To determine whether the location of this critical boundary on the human sex chromosomes—where they stop crossing over during meiosis and become X-specific or Y-specific—had been misidentified for over three decades, researchers began by comparing publicly-available DNA sequences from the X and the Y chromosomes of seven primate species: humans, chimpanzees, gorillas, orangutans, siamangs, rhesus macaques, and colobus monkeys.

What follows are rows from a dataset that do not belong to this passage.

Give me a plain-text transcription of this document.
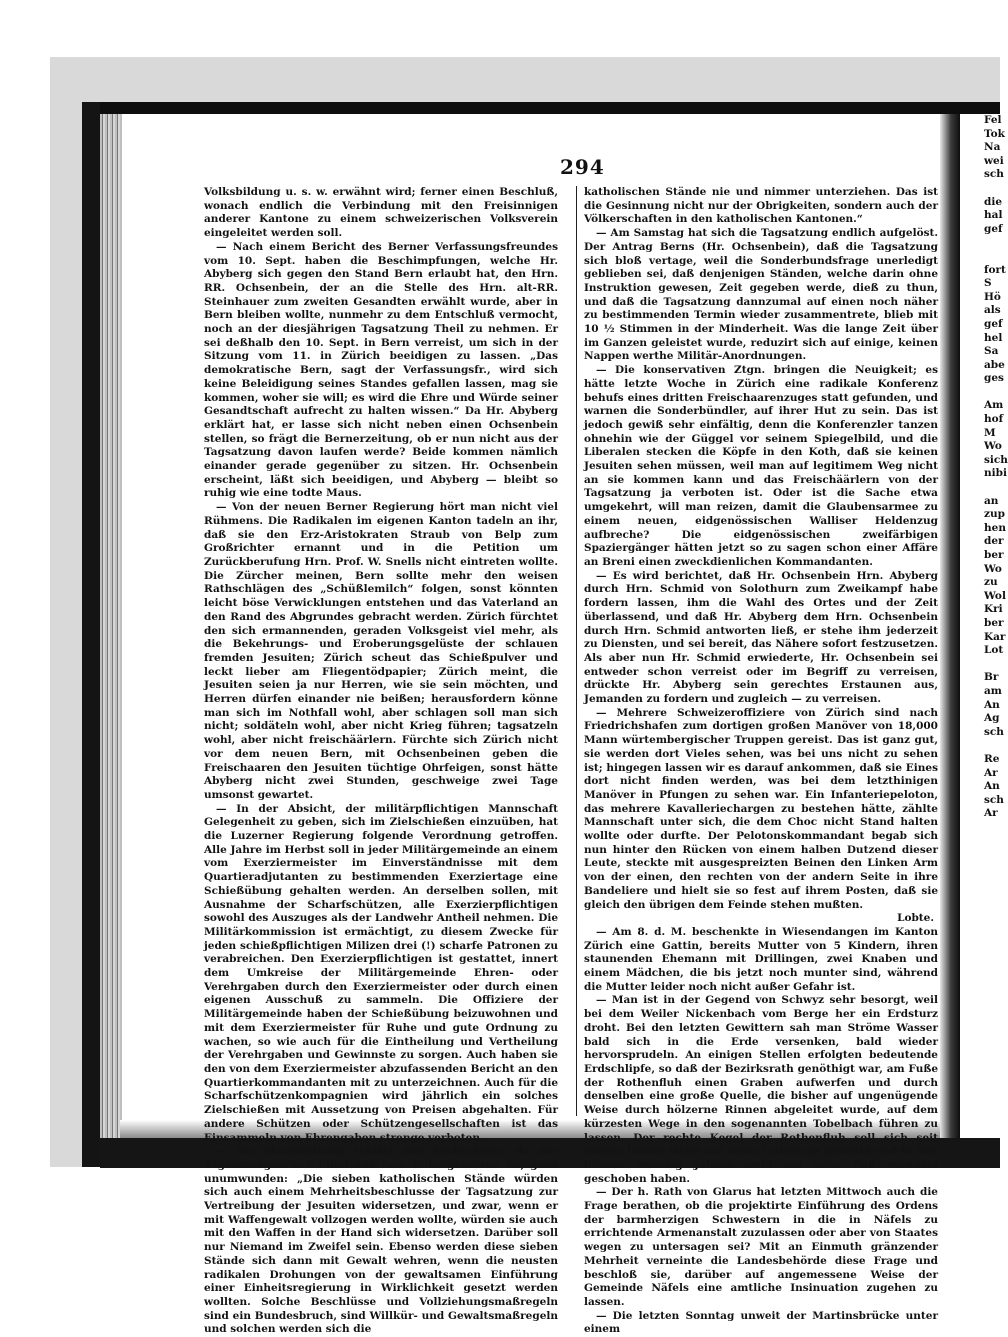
Fel
Tok
Na
wei
sch

die
hal
gef

fort
S
Hö
als
gef
hel
Sa
abe
ges

Am
hof
M
Wo
sich
nibi

an
zup
hen
der
ber
Wo
zu
Wol
Kri
ber
Kar
Lot

Br
am
An
Ag
sch

Re
Ar
An
sch
Ar
294

Volksbildung u. s. w. erwähnt wird; ferner einen Beschluß, wonach endlich die Verbindung mit den Freisinnigen anderer Kantone zu einem schweizerischen Volksverein eingeleitet werden soll.

— Nach einem Bericht des Berner Verfassungsfreundes vom 10. Sept. haben die Beschimpfungen, welche Hr. Abyberg sich gegen den Stand Bern erlaubt hat, den Hrn. RR. Ochsenbein, der an die Stelle des Hrn. alt-RR. Steinhauer zum zweiten Gesandten erwählt wurde, aber in Bern bleiben wollte, nunmehr zu dem Entschluß vermocht, noch an der diesjährigen Tagsatzung Theil zu nehmen. Er sei deßhalb den 10. Sept. in Bern verreist, um sich in der Sitzung vom 11. in Zürich beeidigen zu lassen. „Das demokratische Bern, sagt der Verfassungsfr., wird sich keine Beleidigung seines Standes gefallen lassen, mag sie kommen, woher sie will; es wird die Ehre und Würde seiner Gesandtschaft aufrecht zu halten wissen.“ Da Hr. Abyberg erklärt hat, er lasse sich nicht neben einen Ochsenbein stellen, so frägt die Bernerzeitung, ob er nun nicht aus der Tagsatzung davon laufen werde? Beide kommen nämlich einander gerade gegenüber zu sitzen. Hr. Ochsenbein erscheint, läßt sich beeidigen, und Abyberg — bleibt so ruhig wie eine todte Maus.

— Von der neuen Berner Regierung hört man nicht viel Rühmens. Die Radikalen im eigenen Kanton tadeln an ihr, daß sie den Erz-Aristokraten Straub von Belp zum Großrichter ernannt und in die Petition um Zurückberufung Hrn. Prof. W. Snells nicht eintreten wollte. Die Zürcher meinen, Bern sollte mehr den weisen Rathschlägen des „Schüßlemilch“ folgen, sonst könnten leicht böse Verwicklungen entstehen und das Vaterland an den Rand des Abgrundes gebracht werden. Zürich fürchtet den sich ermannenden, geraden Volksgeist viel mehr, als die Bekehrungs- und Eroberungsgelüste der schlauen fremden Jesuiten; Zürich scheut das Schießpulver und leckt lieber am Fliegentödpapier; Zürich meint, die Jesuiten seien ja nur Herren, wie sie sein möchten, und Herren dürfen einander nie beißen; herausfordern könne man sich im Nothfall wohl, aber schlagen soll man sich nicht; soldäteln wohl, aber nicht Krieg führen; tagsatzeln wohl, aber nicht freischäärlern. Fürchte sich Zürich nicht vor dem neuen Bern, mit Ochsenbeinen geben die Freischaaren den Jesuiten tüchtige Ohrfeigen, sonst hätte Abyberg nicht zwei Stunden, geschweige zwei Tage umsonst gewartet.

— In der Absicht, der militärpflichtigen Mannschaft Gelegenheit zu geben, sich im Zielschießen einzuüben, hat die Luzerner Regierung folgende Verordnung getroffen. Alle Jahre im Herbst soll in jeder Militärgemeinde an einem vom Exerziermeister im Einverständnisse mit dem Quartieradjutanten zu bestimmenden Exerziertage eine Schießübung gehalten werden. An derselben sollen, mit Ausnahme der Scharfschützen, alle Exerzierpflichtigen sowohl des Auszuges als der Landwehr Antheil nehmen. Die Militärkommission ist ermächtigt, zu diesem Zwecke für jeden schießpflichtigen Milizen drei (!) scharfe Patronen zu verabreichen. Den Exerzierpflichtigen ist gestattet, innert dem Umkreise der Militärgemeinde Ehren- oder Verehrgaben durch den Exerziermeister oder durch einen eigenen Ausschuß zu sammeln. Die Offiziere der Militärgemeinde haben der Schießübung beizuwohnen und mit dem Exerziermeister für Ruhe und gute Ordnung zu wachen, so wie auch für die Eintheilung und Vertheilung der Verehrgaben und Gewinnste zu sorgen. Auch haben sie den von dem Exerziermeister abzufassenden Bericht an den Quartierkommandanten mit zu unterzeichnen. Auch für die Scharfschützenkompagnien wird jährlich ein solches Zielschießen mit Aussetzung von Preisen abgehalten. Für andere Schützen oder Schützengesellschaften ist das Einsammeln von Ehrengaben strenge verboten.

— Die Staatszeitung erklärt nun hintendrein, da der Tagsatzungsschuß blind aus dem Rohr gefahren ist, ganz unumwunden: „Die sieben katholischen Stände würden sich auch einem Mehrheitsbeschlusse der Tagsatzung zur Vertreibung der Jesuiten widersetzen, und zwar, wenn er mit Waffengewalt vollzogen werden wollte, würden sie auch mit den Waffen in der Hand sich widersetzen. Darüber soll nur Niemand im Zweifel sein. Ebenso werden diese sieben Stände sich dann mit Gewalt wehren, wenn die neusten radikalen Drohungen von der gewaltsamen Einführung einer Einheitsregierung in Wirklichkeit gesetzt werden wollten. Solche Beschlüsse und Vollziehungsmaßregeln sind ein Bundesbruch, sind Willkür- und Gewaltsmaßregeln und solchen werden sich die

katholischen Stände nie und nimmer unterziehen. Das ist die Gesinnung nicht nur der Obrigkeiten, sondern auch der Völkerschaften in den katholischen Kantonen.“

— Am Samstag hat sich die Tagsatzung endlich aufgelöst. Der Antrag Berns (Hr. Ochsenbein), daß die Tagsatzung sich bloß vertage, weil die Sonderbundsfrage unerledigt geblieben sei, daß denjenigen Ständen, welche darin ohne Instruktion gewesen, Zeit gegeben werde, dieß zu thun, und daß die Tagsatzung dannzumal auf einen noch näher zu bestimmenden Termin wieder zusammentrete, blieb mit 10 ½ Stimmen in der Minderheit. Was die lange Zeit über im Ganzen geleistet wurde, reduzirt sich auf einige, keinen Nappen werthe Militär-Anordnungen.

— Die konservativen Ztgn. bringen die Neuigkeit; es hätte letzte Woche in Zürich eine radikale Konferenz behufs eines dritten Freischaarenzuges statt gefunden, und warnen die Sonderbündler, auf ihrer Hut zu sein. Das ist jedoch gewiß sehr einfältig, denn die Konferenzler tanzen ohnehin wie der Güggel vor seinem Spiegelbild, und die Liberalen stecken die Köpfe in den Koth, daß sie keinen Jesuiten sehen müssen, weil man auf legitimem Weg nicht an sie kommen kann und das Freischäärlern von der Tagsatzung ja verboten ist. Oder ist die Sache etwa umgekehrt, will man reizen, damit die Glaubensarmee zu einem neuen, eidgenössischen Walliser Heldenzug aufbreche? Die eidgenössischen zweifärbigen Spaziergänger hätten jetzt so zu sagen schon einer Affäre an Breni einen zweckdienlichen Kommandanten.

— Es wird berichtet, daß Hr. Ochsenbein Hrn. Abyberg durch Hrn. Schmid von Solothurn zum Zweikampf habe fordern lassen, ihm die Wahl des Ortes und der Zeit überlassend, und daß Hr. Abyberg dem Hrn. Ochsenbein durch Hrn. Schmid antworten ließ, er stehe ihm jederzeit zu Diensten, und sei bereit, das Nähere sofort festzusetzen. Als aber nun Hr. Schmid erwiederte, Hr. Ochsenbein sei entweder schon verreist oder im Begriff zu verreisen, drückte Hr. Abyberg sein gerechtes Erstaunen aus, Jemanden zu fordern und zugleich — zu verreisen.

— Mehrere Schweizeroffiziere von Zürich sind nach Friedrichshafen zum dortigen großen Manöver von 18,000 Mann würtembergischer Truppen gereist. Das ist ganz gut, sie werden dort Vieles sehen, was bei uns nicht zu sehen ist; hingegen lassen wir es darauf ankommen, daß sie Eines dort nicht finden werden, was bei dem letzthinigen Manöver in Pfungen zu sehen war. Ein Infanteriepeloton, das mehrere Kavalleriechargen zu bestehen hätte, zählte Mannschaft unter sich, die dem Choc nicht Stand halten wollte oder durfte. Der Pelotonskommandant begab sich nun hinter den Rücken von einem halben Dutzend dieser Leute, steckte mit ausgespreizten Beinen den Linken Arm von der einen, den rechten von der andern Seite in ihre Bandeliere und hielt sie so fest auf ihrem Posten, daß sie gleich den übrigen dem Feinde stehen mußten.

Lobte.

— Am 8. d. M. beschenkte in Wiesendangen im Kanton Zürich eine Gattin, bereits Mutter von 5 Kindern, ihren staunenden Ehemann mit Drillingen, zwei Knaben und einem Mädchen, die bis jetzt noch munter sind, während die Mutter leider noch nicht außer Gefahr ist.

— Man ist in der Gegend von Schwyz sehr besorgt, weil bei dem Weiler Nickenbach vom Berge her ein Erdsturz droht. Bei den letzten Gewittern sah man Ströme Wasser bald sich in die Erde versenken, bald wieder hervorsprudeln. An einigen Stellen erfolgten bedeutende Erdschlipfe, so daß der Bezirksrath genöthigt war, am Fuße der Rothenfluh einen Graben aufwerfen und durch denselben eine große Quelle, die bisher auf ungenügende Weise durch hölzerne Rinnen abgeleitet wurde, auf dem kürzesten Wege in den sogenannten Tobelbach führen zu lassen. Der rechte Kegel der Rothenfluh soll sich seit Jahren immer tiefer auf seine Unterlage gesenkt und in den letzten zwanzig Jahren wohl um zehn Fuß vorwärts geschoben haben.

— Der h. Rath von Glarus hat letzten Mittwoch auch die Frage berathen, ob die projektirte Einführung des Ordens der barmherzigen Schwestern in die in Näfels zu errichtende Armenanstalt zuzulassen oder aber von Staates wegen zu untersagen sei? Mit an Einmuth gränzender Mehrheit verneinte die Landesbehörde diese Frage und beschloß sie, darüber auf angemessene Weise der Gemeinde Näfels eine amtliche Insinuation zugehen zu lassen.

— Die letzten Sonntag unweit der Martinsbrücke unter einem
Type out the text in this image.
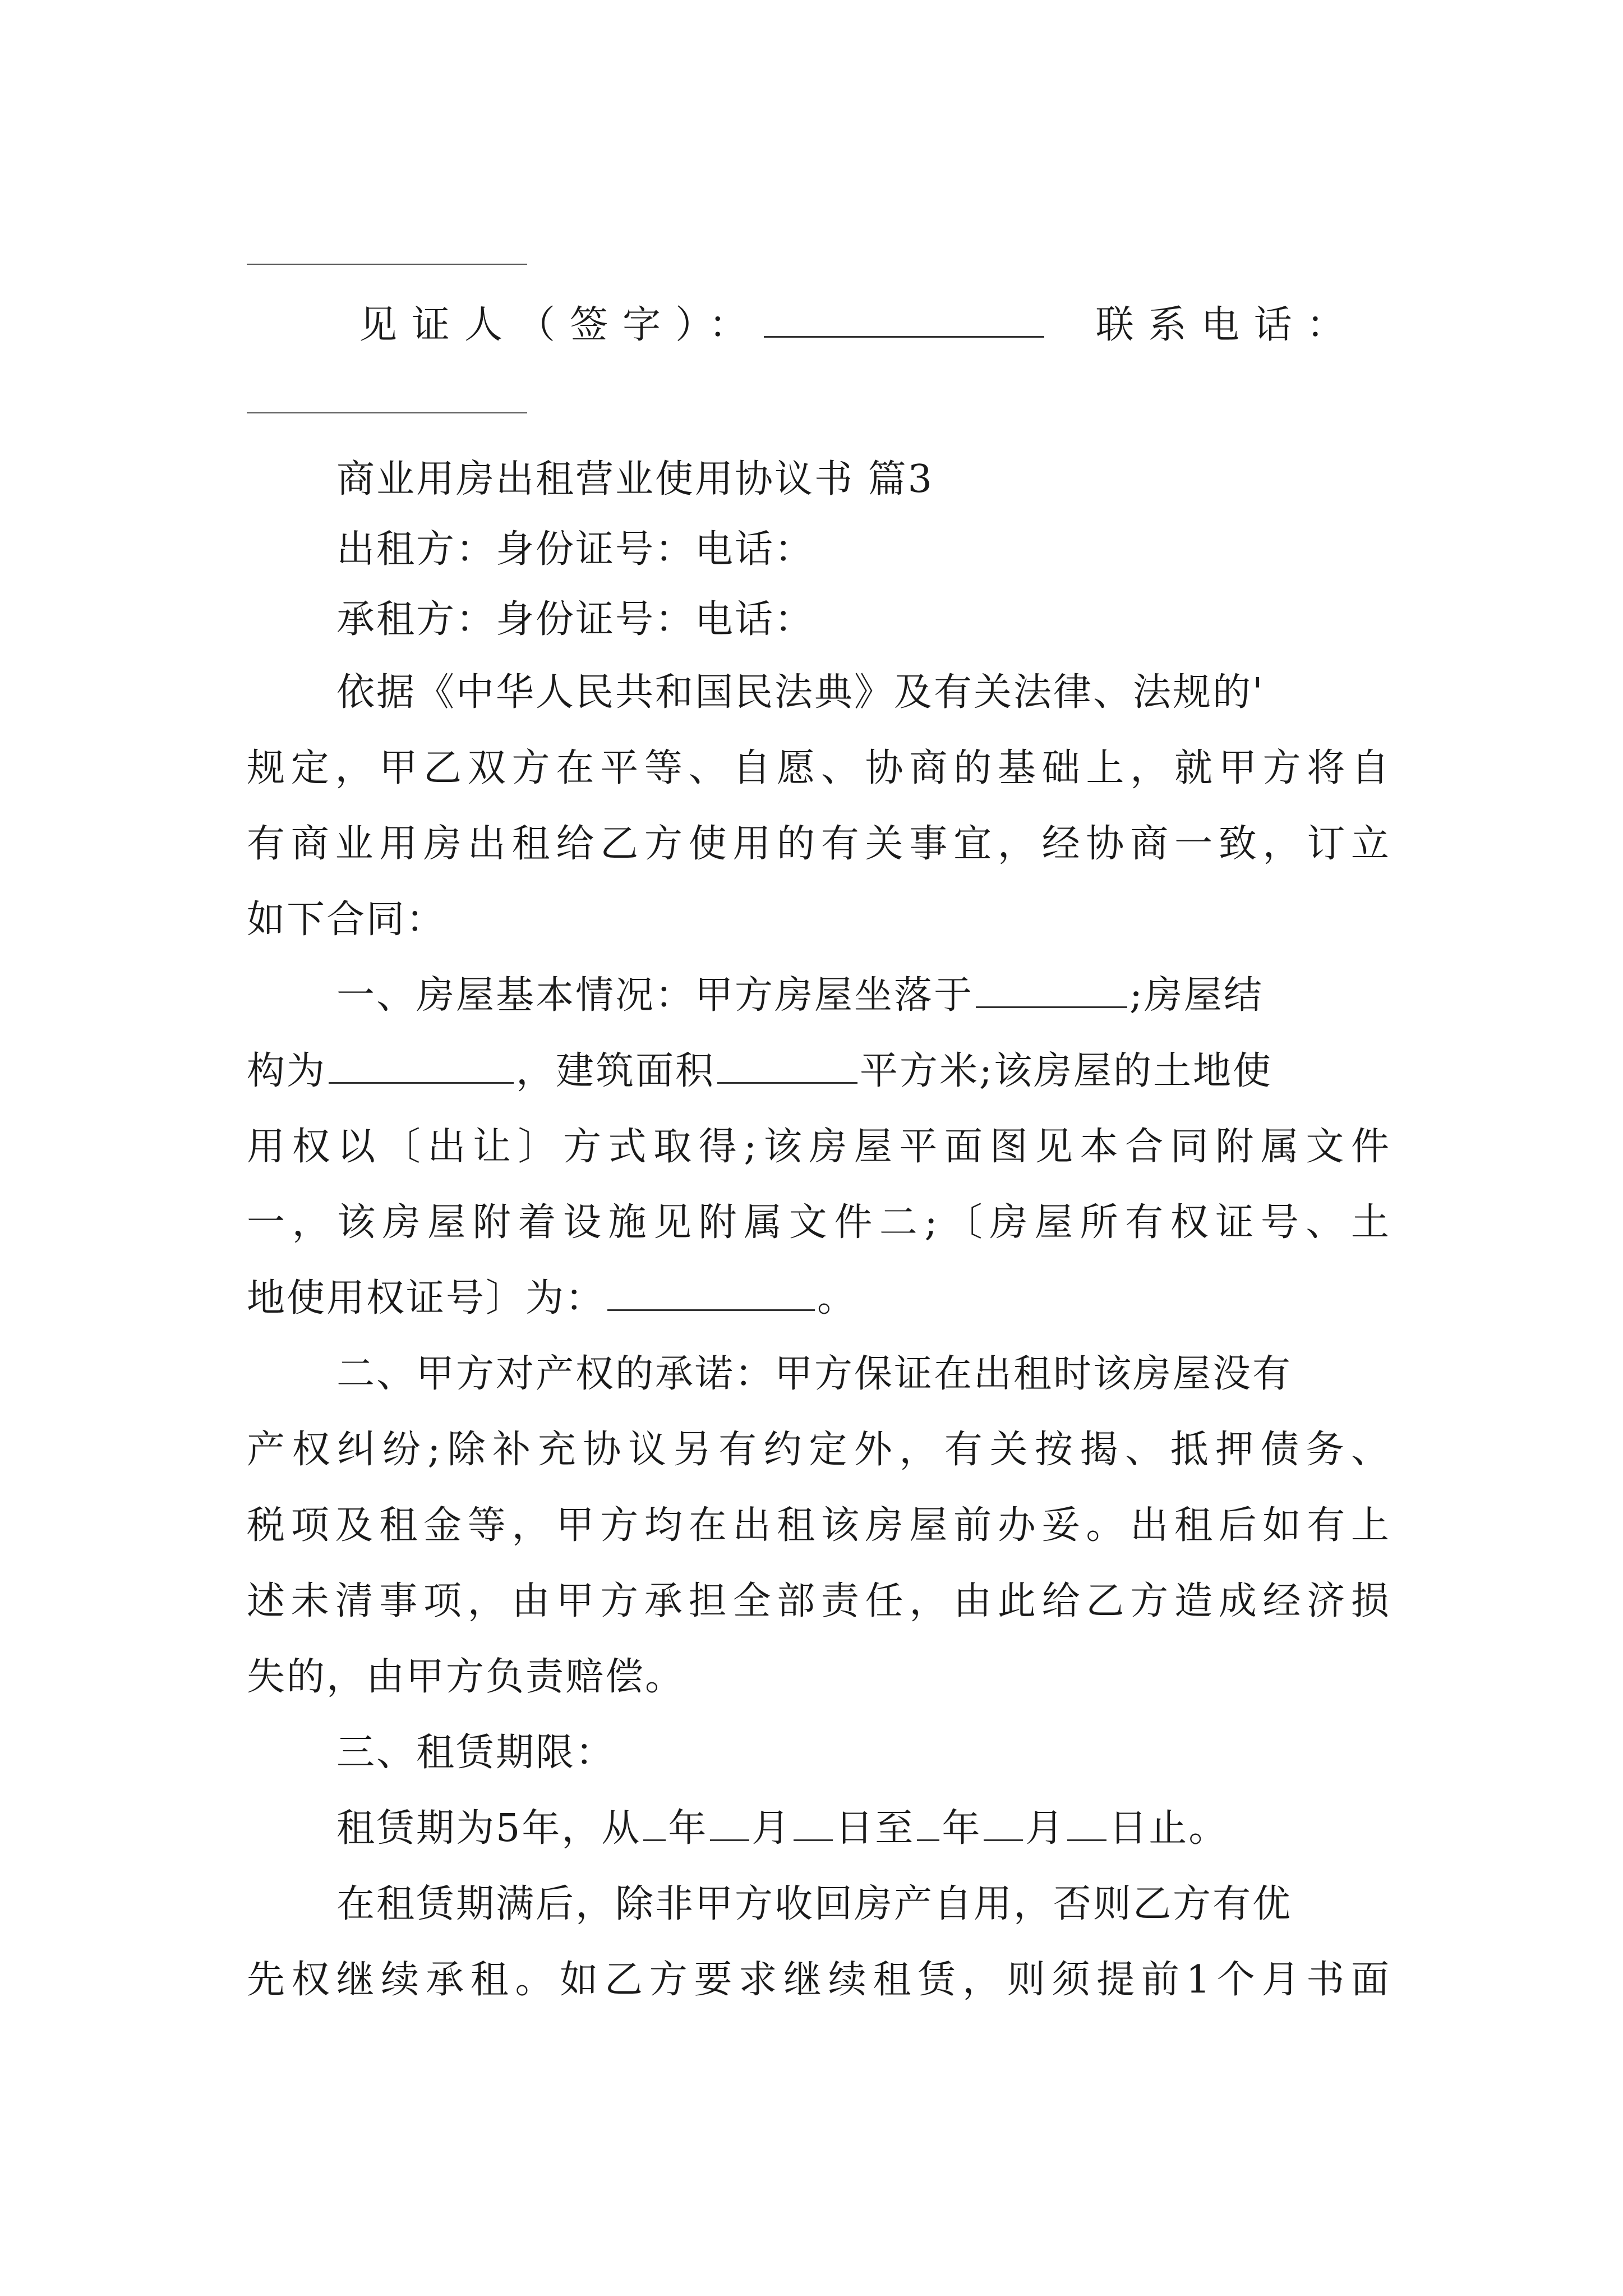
见证人（签字）：	联系电话：
商业用房出租营业使用协议书 篇3
出租方：身份证号：电话：
承租方：身份证号：电话：
依据《中华人民共和国民法典》及有关法律、法规的'
规定，甲乙双方在平等、自愿、协商的基础上，就甲方将自
有商业用房出租给乙方使用的有关事宜，经协商一致，订立
如下合同：
一、房屋基本情况：甲方房屋坐落于	;房屋结
构为	，建筑面积	平方米;该房屋的土地使
用权以〔出让〕方式取得;该房屋平面图见本合同附属文件
一，该房屋附着设施见附属文件二;〔房屋所有权证号、土
地使用权证号〕为：	。
二、甲方对产权的承诺：甲方保证在出租时该房屋没有
产权纠纷;除补充协议另有约定外，有关按揭、抵押债务、
税项及租金等，甲方均在出租该房屋前办妥。出租后如有上
述未清事项，由甲方承担全部责任，由此给乙方造成经济损
失的，由甲方负责赔偿。
三、租赁期限：
租赁期为5年，从 年 月 日至 年 月 日止。
在租赁期满后，除非甲方收回房产自用，否则乙方有优
先权继续承租。如乙方要求继续租赁，则须提前1个月书面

Based on the patterns of crossover between the X and the Y chromosomes of these species, the researchers constructed an evolutionary tree. Upon analyzing how DNA sequences close to and distant from the PAR boundary group together across species, the researchers found a substitution mutation—where a letter in a long string of letters is swapped for a different one—in the DNA of the human X and Y chromosomes. This change was also present in the chimpanzee Y chromosome, suggesting that the mutation originally occurred in the last common ancestor of humans and chimpanzees and was then transferred to the human X chromosome.

“These alignments between various primates allowed us to observe where the X and the Y chromosomes have preserved identity over millions of years and where they have diverged,” says Bellott. “That [pseudoautosomal] boundary has remained unchanged for 25 million years.”

Next, the group studied crossover events in living humans using a vast dataset of single-cell sequencing of sperm samples. They found 795 sperm with clear swapping of genetic material somewhere between the originally proposed boundary of the PAR and the newly-proposed 2023 boundary.

Once these analyses confirmed that the original location of the PAR boundary remains valid, Page and his team turned their attention to data from the 2023 study that contested this 1989 finding. The researchers focused on 10 male genomes assembled by the outside group, which contained contiguous sequences from the PAR.

Since substitutions on the Y chromosome typically occur at a steady rate, but in the PAR, changes on the X chromosome can transfer to the Y through recombination, the researchers compared the DNA sequences from the ten genomes to determine whether they followed the expected steady rate of change or if they varied.

The team found that close to the originally proposed PAR boundary, the DNA sequences changed at a steady rate. But further away from the boundary, the rate of change varied, suggesting that crossover events likely occurred in this region. Furthermore, the group identified several shared genetic differences between the X and the Y chromosomes of these genomes, which demonstrates that recombination has occurred even closer to the PAR boundary than scientists observed in 1989.

“Ironically, instead of contradicting the original boundary, the 2023 work has helped us refine the location of crossover to an even narrower area near the boundary,” says Page.

Thanks to the efforts of Page’s group at Whitehead Institute, our understanding of the PAR is clearer than ever, and business can go on as usual for researchers investigating sex differences in health and disease.